Party insiders are ecstatic that Love emerged from the convention — “A star was born,” state GOP Chairman Thomas Wright exclaimed — and see her as the strongest challenger to Matheson.
“I think Matheson would have preferred to have anybody but Mia come out of the convention because she is going to be tough to beat,” said Jeff Hartley, a Utah lobbyist and former state GOP executive director.
Love, who has been mayor of Saratoga Springs for the past two years and served on the city council for six years before that, is Utah’s first black, female mayor. If elected, she would become Congress’ first black Republican woman.
House GOP leaders have been behind Love for some time. Majority Leader Eric Cantor (Va.), Majority Whip Kevin McCarthy (Calif.), Budget Chairman Paul Ryan (Wis.) and Chief Deputy Whip Peter Roskam (Ill.) donated a combined $17,500 to Love in December through their political action committees.
Wimmer boasted the endorsement of Utah Sen. Mike Lee and state Attorney General Mark Shurtleff, who caused an uproar at the convention by referring to Love as a “novelty” in a speech between the first and second rounds of voting. Some believe that comment helped boost Love’s vote total.
“She was a rock star,” said Rep. Jason Chaffetz (R), who also secured a spot on the general election ballot Saturday. “I wouldn’t want to go up against her.”
Chaffetz said several factors are going in Love’s favor: Record turnout is expected with former Massachusetts Gov. Mitt Romney at the top of the ticket, Matheson is running in a district largely new to him after redistricting, and Love doesn’t have the baggage of serving in the state Legislature like most of the Congressman’s previous challengers.
“I think we can go ahead and count this as a very competitive race and one Republicans surely can pick up,” Chaffetz said.
Matheson’s current district was carved up by the GOP-controlled state Legislature, and the Salt Lake County-based 4th district gave him his best chance at returning and is actually slightly better for him than his current district.
Matheson, who said his re-election strategy does not change with Love as his opponent, said he’s feeling confident as he begins the first week of his general election race.
“I’m a six-generation Utahn, and I feel like I know folks here really well,” the Blue Dog Democrat said by phone Monday. “I think they have frustration with politics today because of all the polarization and partisanship and the bickering. They’re looking for something different, and that’s me.
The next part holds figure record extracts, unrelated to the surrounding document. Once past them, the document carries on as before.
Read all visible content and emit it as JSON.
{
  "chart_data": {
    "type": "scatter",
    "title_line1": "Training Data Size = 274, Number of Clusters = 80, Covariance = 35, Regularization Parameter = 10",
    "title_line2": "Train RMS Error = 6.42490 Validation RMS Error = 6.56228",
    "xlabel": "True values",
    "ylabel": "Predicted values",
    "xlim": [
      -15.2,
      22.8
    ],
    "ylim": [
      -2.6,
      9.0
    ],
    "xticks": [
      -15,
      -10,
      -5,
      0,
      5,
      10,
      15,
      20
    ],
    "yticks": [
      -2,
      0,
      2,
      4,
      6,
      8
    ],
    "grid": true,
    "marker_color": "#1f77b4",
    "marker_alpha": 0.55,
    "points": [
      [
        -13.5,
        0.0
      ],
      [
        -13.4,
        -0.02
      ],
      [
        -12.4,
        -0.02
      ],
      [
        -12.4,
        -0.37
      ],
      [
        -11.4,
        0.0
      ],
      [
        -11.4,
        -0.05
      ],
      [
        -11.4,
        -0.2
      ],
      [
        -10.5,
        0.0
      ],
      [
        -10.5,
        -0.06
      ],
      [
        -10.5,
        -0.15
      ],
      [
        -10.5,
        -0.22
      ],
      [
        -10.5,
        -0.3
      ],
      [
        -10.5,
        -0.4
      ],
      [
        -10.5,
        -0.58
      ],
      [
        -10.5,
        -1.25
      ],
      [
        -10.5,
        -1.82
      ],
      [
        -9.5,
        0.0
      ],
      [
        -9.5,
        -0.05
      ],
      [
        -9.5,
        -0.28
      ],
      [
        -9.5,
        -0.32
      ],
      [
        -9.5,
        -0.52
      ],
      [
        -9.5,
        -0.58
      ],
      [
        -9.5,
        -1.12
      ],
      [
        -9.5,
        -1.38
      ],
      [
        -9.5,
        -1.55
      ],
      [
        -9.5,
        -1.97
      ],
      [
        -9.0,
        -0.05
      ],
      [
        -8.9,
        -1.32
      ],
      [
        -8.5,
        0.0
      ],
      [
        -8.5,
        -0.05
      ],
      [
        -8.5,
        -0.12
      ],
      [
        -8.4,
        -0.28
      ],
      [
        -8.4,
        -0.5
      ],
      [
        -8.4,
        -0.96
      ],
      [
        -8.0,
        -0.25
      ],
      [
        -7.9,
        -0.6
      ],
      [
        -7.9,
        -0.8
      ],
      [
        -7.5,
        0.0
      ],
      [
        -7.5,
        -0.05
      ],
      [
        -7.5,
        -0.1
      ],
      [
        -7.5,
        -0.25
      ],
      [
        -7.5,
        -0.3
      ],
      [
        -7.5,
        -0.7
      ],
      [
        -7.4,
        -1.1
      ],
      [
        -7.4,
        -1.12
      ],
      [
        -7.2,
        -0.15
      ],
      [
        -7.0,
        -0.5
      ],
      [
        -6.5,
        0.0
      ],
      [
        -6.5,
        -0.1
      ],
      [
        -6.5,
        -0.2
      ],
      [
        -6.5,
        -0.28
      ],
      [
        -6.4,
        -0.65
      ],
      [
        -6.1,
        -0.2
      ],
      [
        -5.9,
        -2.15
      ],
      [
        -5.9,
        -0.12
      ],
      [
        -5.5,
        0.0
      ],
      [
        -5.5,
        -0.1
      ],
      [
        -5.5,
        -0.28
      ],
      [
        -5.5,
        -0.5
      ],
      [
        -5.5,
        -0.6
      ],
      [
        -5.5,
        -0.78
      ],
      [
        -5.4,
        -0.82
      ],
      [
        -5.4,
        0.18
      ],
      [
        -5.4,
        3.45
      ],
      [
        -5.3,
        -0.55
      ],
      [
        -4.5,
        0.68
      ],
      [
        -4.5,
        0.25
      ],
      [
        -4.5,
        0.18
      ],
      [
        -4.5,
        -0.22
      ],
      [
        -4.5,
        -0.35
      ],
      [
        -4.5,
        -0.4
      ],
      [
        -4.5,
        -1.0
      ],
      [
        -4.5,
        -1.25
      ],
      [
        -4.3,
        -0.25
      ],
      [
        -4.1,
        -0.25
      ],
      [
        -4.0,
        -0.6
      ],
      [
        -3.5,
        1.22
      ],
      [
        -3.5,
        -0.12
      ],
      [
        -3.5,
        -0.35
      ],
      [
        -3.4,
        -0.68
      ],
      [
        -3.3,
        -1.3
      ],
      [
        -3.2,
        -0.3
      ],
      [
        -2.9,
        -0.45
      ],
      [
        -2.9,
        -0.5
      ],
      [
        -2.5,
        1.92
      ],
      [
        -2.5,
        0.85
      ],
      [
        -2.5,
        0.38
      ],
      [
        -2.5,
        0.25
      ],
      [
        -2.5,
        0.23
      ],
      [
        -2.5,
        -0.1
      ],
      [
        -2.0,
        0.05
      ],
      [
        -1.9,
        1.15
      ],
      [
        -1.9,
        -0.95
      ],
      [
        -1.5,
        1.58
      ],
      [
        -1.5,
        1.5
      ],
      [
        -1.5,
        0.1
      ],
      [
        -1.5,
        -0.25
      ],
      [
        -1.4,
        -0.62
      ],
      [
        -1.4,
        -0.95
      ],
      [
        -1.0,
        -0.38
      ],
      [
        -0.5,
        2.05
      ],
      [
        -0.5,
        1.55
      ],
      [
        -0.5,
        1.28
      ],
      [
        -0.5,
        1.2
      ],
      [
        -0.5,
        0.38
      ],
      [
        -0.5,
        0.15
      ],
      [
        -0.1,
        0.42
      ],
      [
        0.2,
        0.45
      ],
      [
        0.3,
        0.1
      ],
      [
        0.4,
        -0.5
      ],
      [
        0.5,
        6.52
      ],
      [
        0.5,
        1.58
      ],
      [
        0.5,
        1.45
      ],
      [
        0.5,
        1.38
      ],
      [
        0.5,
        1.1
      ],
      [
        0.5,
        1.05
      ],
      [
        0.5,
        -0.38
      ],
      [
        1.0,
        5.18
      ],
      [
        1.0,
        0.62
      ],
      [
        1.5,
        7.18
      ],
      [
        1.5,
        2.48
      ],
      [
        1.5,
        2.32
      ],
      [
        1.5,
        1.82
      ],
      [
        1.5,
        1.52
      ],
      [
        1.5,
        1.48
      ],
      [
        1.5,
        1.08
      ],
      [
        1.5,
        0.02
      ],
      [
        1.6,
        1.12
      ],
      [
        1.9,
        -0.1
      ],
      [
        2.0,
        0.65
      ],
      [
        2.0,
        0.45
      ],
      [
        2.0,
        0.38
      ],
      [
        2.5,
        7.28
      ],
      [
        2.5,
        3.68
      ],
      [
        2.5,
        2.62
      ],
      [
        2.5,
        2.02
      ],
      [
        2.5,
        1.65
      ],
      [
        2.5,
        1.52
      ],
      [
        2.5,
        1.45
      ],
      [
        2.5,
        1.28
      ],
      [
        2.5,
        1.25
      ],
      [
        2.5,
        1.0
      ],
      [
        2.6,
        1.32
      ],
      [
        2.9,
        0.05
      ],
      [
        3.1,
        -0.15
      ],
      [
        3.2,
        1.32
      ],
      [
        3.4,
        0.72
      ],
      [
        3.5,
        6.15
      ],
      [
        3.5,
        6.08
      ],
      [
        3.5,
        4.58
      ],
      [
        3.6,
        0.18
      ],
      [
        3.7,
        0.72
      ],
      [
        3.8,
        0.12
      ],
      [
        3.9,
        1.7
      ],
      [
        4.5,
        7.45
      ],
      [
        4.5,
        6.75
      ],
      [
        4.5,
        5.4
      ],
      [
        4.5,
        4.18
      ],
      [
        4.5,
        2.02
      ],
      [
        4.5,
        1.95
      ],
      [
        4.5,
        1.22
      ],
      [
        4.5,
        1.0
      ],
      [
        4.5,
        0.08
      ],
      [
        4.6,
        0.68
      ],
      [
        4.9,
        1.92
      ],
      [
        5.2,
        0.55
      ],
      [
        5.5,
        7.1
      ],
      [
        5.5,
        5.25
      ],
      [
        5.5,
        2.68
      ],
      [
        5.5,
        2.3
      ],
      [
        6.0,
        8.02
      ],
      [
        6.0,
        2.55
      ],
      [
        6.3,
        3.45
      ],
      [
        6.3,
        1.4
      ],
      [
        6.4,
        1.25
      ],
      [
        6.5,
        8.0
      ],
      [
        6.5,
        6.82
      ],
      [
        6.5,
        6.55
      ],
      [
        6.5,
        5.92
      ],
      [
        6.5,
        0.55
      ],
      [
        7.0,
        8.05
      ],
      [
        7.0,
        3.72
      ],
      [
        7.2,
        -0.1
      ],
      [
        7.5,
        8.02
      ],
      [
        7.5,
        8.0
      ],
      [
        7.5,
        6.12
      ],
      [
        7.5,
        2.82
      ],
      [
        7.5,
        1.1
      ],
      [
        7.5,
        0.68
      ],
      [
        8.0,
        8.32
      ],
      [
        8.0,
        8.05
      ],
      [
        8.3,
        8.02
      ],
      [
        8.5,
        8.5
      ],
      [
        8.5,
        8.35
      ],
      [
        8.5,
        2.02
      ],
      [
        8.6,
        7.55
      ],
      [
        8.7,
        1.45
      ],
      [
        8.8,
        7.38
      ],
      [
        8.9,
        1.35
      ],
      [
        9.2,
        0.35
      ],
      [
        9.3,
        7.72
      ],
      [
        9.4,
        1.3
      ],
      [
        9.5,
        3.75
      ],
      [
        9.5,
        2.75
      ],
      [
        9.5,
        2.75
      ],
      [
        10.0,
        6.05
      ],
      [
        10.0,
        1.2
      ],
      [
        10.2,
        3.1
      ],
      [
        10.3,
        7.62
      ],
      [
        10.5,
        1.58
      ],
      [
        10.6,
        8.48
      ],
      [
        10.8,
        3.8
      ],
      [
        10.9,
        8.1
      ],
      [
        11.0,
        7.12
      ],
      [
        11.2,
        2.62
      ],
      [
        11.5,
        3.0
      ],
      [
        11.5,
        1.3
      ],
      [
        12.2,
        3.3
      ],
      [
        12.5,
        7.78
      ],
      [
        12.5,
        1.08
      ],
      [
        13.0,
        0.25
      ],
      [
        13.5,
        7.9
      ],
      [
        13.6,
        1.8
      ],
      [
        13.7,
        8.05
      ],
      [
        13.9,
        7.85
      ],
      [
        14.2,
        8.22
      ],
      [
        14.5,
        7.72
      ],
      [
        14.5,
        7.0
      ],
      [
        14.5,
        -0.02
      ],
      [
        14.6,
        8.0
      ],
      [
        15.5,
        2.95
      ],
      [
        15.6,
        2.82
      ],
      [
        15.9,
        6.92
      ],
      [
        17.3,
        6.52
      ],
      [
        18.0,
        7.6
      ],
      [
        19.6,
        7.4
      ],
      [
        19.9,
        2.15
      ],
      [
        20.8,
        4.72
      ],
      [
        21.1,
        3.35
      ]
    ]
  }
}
I don’t just say it, I’ve done it.”
Matheson said Love has “taken some positions that are way out there,” and state Democratic Party Chairman Jim Dabakis called Love an “ideological extremist with a moderate costume.” Though she doesn’t have a record in the state capital, Democrats will no doubt highlight some of her votes on the city council over the next six months.
For now, Love has the advantage of focusing on Matheson rather than spending the next two months running a district-wide primary campaign.
“My guess is she’ll be in Washington before too long raising some money,” Hartley said.